[See my follow up post here: Inside The Akamai and AT&T Deal and Why Akamai May Have Paid Too Much] In August I reported that AT&T was planning to shut down their in-house CDN and re-sell CDN services from Akamai or Limelight Networks and that Akamai would probably win the deal since they were willing to guarantee AT&T more business than Limelight would. This morning, AT&T and Akamai made the deal official with an announcement saying the two companies will work to jointly sell CDN services in North America to start, expanding to outside the U.S. in twelve months. For AT&T, this signals what is almost a thirteen year effort to try to get their CDN business off the ground, dating back to 2000 when they launched their ICDS platform (Intelligent Content Distribution Service).
While today’s announcement is good for Akamai, there’s not a lot of revenue attached to it. AT&T will do less than $20M in total CDN revenue this year and it will take them and Akamai a long time to sell a joint solution in the market, let alone one that can handle content delivery outside the U.S. I don’t expect today’s announcement to affect AT&T’s wholesale CDN services and federation model, so I would expect AT&T would still manage that portion of their CDN business with EdgeCast’s platform. Customers who are currently buying this solution from AT&T purchase it from a wholesale division of the company, not from an enterprise sales team, so the new re-seller deal with Akamai should not impact AT&T’s wholesale CDN business, which continues to grow.
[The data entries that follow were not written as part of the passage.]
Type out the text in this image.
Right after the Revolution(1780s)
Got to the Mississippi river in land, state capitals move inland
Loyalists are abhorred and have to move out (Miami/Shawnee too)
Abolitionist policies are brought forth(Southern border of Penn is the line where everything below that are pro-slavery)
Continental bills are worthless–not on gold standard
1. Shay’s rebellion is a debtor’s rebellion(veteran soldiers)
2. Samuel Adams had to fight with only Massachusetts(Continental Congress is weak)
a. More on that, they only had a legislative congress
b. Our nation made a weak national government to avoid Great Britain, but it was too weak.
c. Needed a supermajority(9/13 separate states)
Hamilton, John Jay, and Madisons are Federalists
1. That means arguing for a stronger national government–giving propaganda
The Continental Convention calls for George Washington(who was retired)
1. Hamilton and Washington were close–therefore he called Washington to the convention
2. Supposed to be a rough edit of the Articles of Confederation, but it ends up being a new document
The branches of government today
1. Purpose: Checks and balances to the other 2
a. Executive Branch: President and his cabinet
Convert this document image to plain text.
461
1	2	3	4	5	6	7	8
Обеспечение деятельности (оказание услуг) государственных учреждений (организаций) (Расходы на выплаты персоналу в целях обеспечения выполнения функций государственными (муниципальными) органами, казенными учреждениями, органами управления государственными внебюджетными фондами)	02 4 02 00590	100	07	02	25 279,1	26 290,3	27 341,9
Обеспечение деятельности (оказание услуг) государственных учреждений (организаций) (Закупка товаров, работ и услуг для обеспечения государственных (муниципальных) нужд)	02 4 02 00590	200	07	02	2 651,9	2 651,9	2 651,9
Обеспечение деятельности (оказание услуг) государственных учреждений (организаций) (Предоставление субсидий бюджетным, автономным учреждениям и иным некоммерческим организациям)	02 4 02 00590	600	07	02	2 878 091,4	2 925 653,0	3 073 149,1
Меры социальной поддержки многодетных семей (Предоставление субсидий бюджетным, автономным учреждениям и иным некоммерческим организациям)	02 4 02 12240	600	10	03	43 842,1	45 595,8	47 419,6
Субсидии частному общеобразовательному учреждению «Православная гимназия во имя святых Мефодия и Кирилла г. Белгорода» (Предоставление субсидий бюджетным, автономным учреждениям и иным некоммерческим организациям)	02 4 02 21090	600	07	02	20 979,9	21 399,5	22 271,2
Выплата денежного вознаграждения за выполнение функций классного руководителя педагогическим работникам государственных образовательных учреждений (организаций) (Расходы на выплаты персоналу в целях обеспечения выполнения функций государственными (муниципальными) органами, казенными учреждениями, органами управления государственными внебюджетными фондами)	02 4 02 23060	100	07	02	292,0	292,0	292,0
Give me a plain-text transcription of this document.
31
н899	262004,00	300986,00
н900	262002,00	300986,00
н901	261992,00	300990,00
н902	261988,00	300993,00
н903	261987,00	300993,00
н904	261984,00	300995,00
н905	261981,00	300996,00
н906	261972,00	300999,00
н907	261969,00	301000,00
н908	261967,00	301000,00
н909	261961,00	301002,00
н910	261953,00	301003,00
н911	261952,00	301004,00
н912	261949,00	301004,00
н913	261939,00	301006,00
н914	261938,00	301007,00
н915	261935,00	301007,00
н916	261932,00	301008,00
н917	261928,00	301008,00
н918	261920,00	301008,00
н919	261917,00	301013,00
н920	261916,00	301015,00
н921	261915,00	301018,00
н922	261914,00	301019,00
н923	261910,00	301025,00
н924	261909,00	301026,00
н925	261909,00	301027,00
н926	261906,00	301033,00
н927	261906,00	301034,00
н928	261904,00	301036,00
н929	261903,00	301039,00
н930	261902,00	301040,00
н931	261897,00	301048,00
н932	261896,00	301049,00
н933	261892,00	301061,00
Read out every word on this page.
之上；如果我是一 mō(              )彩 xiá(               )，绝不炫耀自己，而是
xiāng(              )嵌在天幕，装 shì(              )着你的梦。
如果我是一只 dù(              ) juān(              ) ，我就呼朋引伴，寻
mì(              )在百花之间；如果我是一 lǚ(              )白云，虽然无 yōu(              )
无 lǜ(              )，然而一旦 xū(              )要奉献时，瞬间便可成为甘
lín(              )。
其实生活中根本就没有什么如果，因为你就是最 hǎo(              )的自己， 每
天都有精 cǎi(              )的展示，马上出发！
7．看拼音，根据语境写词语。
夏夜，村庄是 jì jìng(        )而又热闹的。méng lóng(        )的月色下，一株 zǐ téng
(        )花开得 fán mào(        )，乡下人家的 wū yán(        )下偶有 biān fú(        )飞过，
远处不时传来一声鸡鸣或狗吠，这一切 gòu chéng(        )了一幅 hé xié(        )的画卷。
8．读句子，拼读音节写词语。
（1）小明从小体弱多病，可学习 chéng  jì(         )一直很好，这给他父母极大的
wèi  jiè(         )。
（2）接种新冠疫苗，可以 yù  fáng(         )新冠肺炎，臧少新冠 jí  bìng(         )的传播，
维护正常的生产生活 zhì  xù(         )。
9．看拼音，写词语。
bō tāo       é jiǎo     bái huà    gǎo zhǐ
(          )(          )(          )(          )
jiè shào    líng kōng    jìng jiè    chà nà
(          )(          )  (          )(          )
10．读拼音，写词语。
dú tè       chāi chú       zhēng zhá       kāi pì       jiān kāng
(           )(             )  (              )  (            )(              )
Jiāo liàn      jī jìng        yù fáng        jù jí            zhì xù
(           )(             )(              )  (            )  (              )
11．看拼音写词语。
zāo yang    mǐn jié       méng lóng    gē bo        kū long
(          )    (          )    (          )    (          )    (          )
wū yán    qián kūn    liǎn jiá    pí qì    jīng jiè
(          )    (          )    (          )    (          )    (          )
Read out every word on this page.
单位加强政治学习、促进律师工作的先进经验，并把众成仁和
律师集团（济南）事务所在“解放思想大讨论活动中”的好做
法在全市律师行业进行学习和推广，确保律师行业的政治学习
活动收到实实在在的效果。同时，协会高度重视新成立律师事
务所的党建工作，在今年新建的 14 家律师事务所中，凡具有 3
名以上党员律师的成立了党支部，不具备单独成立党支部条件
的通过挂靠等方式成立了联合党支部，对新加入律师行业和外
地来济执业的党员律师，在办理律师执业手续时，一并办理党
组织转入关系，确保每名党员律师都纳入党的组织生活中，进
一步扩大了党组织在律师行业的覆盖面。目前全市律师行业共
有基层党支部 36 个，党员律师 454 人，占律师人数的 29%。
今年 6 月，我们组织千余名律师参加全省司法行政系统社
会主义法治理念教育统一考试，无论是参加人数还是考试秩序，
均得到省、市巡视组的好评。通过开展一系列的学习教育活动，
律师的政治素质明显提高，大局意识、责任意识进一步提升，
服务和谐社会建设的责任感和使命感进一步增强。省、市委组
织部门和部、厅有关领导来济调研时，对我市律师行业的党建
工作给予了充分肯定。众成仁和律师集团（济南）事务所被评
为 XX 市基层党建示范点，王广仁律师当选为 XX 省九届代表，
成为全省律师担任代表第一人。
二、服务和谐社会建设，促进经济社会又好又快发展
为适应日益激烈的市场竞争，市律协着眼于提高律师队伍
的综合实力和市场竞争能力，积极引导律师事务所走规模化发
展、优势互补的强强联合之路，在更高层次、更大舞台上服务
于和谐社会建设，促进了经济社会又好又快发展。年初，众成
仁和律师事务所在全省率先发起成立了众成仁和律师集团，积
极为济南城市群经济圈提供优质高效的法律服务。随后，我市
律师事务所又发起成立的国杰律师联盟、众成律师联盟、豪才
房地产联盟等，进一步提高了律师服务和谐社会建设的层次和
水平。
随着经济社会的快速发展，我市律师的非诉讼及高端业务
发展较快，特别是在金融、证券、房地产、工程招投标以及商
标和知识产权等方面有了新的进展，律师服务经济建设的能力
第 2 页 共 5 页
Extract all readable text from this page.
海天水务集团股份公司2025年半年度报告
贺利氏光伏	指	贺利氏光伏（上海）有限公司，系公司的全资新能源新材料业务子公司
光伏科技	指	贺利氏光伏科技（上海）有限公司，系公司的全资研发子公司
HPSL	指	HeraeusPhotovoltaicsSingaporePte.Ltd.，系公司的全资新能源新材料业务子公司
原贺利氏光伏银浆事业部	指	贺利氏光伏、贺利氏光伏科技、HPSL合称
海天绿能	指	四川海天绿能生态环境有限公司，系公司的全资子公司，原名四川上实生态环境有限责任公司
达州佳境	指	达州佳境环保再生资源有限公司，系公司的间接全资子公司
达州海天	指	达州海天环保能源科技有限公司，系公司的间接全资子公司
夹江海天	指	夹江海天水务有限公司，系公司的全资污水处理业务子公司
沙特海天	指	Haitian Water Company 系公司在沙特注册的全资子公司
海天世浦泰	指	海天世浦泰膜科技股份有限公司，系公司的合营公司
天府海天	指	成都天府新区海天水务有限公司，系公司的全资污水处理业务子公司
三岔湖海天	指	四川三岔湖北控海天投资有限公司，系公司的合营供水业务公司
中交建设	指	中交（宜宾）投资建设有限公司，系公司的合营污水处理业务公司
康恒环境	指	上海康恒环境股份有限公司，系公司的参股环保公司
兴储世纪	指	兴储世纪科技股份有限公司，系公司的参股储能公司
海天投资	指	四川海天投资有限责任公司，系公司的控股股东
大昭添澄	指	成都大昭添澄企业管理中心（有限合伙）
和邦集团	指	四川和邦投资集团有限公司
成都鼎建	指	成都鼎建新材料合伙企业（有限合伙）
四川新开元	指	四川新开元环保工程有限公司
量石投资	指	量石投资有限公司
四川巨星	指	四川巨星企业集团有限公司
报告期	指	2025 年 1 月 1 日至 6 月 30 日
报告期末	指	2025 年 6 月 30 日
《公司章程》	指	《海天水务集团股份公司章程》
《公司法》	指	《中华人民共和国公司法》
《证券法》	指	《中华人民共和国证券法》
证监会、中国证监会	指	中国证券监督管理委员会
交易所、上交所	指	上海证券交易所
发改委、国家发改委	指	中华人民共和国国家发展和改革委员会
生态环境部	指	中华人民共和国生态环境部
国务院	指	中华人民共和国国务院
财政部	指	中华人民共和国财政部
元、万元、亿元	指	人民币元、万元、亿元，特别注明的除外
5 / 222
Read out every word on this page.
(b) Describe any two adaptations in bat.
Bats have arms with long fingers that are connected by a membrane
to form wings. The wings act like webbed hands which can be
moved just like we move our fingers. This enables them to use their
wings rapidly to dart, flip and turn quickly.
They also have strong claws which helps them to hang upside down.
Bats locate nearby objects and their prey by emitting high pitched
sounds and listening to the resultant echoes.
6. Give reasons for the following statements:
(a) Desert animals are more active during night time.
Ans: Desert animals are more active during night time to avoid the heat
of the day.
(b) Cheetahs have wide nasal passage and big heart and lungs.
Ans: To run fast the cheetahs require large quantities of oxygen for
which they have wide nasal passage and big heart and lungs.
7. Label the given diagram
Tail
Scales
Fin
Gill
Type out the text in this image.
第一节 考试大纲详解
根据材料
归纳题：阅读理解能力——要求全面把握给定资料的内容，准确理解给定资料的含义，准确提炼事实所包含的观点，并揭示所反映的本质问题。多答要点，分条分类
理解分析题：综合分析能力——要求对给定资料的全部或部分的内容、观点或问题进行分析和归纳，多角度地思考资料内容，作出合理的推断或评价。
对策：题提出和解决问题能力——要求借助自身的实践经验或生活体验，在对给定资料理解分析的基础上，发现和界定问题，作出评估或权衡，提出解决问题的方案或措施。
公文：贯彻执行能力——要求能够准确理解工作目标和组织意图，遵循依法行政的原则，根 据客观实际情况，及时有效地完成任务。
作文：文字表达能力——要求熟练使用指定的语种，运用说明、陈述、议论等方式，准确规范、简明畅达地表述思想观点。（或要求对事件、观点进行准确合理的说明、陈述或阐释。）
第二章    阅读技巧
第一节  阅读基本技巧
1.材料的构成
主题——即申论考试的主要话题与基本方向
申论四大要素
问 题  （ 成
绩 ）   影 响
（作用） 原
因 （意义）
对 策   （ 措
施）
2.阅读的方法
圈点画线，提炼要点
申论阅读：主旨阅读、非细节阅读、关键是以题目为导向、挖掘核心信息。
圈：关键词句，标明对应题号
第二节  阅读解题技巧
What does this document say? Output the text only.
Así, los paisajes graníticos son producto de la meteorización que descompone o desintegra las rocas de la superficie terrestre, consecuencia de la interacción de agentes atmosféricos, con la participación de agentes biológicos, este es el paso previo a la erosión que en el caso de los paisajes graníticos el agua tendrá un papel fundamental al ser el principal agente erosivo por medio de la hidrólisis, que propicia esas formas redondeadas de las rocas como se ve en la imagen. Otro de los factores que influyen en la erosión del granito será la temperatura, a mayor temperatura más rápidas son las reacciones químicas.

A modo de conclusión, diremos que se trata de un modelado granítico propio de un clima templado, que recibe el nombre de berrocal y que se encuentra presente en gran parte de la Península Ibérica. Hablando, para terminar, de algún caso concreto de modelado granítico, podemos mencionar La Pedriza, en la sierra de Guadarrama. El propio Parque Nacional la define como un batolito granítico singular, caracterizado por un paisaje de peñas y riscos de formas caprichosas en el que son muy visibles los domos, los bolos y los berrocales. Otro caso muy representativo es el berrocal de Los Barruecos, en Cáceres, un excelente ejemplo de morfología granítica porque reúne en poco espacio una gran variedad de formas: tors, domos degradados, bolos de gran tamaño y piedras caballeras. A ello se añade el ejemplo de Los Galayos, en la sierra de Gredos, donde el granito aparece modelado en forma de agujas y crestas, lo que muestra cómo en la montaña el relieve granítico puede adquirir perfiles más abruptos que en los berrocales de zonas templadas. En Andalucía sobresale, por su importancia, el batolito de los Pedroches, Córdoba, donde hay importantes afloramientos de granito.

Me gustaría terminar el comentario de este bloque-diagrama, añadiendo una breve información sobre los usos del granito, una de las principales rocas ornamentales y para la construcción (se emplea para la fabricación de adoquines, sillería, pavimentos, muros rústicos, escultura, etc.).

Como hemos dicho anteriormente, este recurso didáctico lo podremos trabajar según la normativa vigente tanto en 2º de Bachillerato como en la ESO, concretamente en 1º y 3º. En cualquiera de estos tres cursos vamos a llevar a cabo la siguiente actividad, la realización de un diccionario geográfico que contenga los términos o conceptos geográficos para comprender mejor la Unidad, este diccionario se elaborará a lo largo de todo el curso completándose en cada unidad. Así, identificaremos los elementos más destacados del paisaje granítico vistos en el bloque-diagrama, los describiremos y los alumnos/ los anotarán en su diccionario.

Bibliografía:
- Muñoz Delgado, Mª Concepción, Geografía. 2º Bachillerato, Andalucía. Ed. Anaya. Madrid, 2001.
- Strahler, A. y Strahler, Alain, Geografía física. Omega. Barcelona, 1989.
While enterprise customers could also go direct to Akamai, most of AT&T’s large enterprise contracts are for multiple products, including things like co-location, transit and managed services, which are services Akamai does not offer. So AT&T isn’t trying to get CDN only business with a re-seller deal like this, but rather want to use CDN to keep or get them more of the non-CDN business they already have. It will be interesting to watch how both companies manage channel conflicts, since a very large percentage of enterprise customers are already taking services from Akamai, but one would assume that’s something they have already worked out with this deal.
At the time of this post, Akamai’s shares are up $3.20, which makes no sense since the revenue associated with this deal is so small to start. I’ve seen more than a dozen articles taking about the deal and about Akamai’s shares being up, but none of them discuss what the value of this contract could be worth to Akamai, or what AT&T’s current CDN revenue is.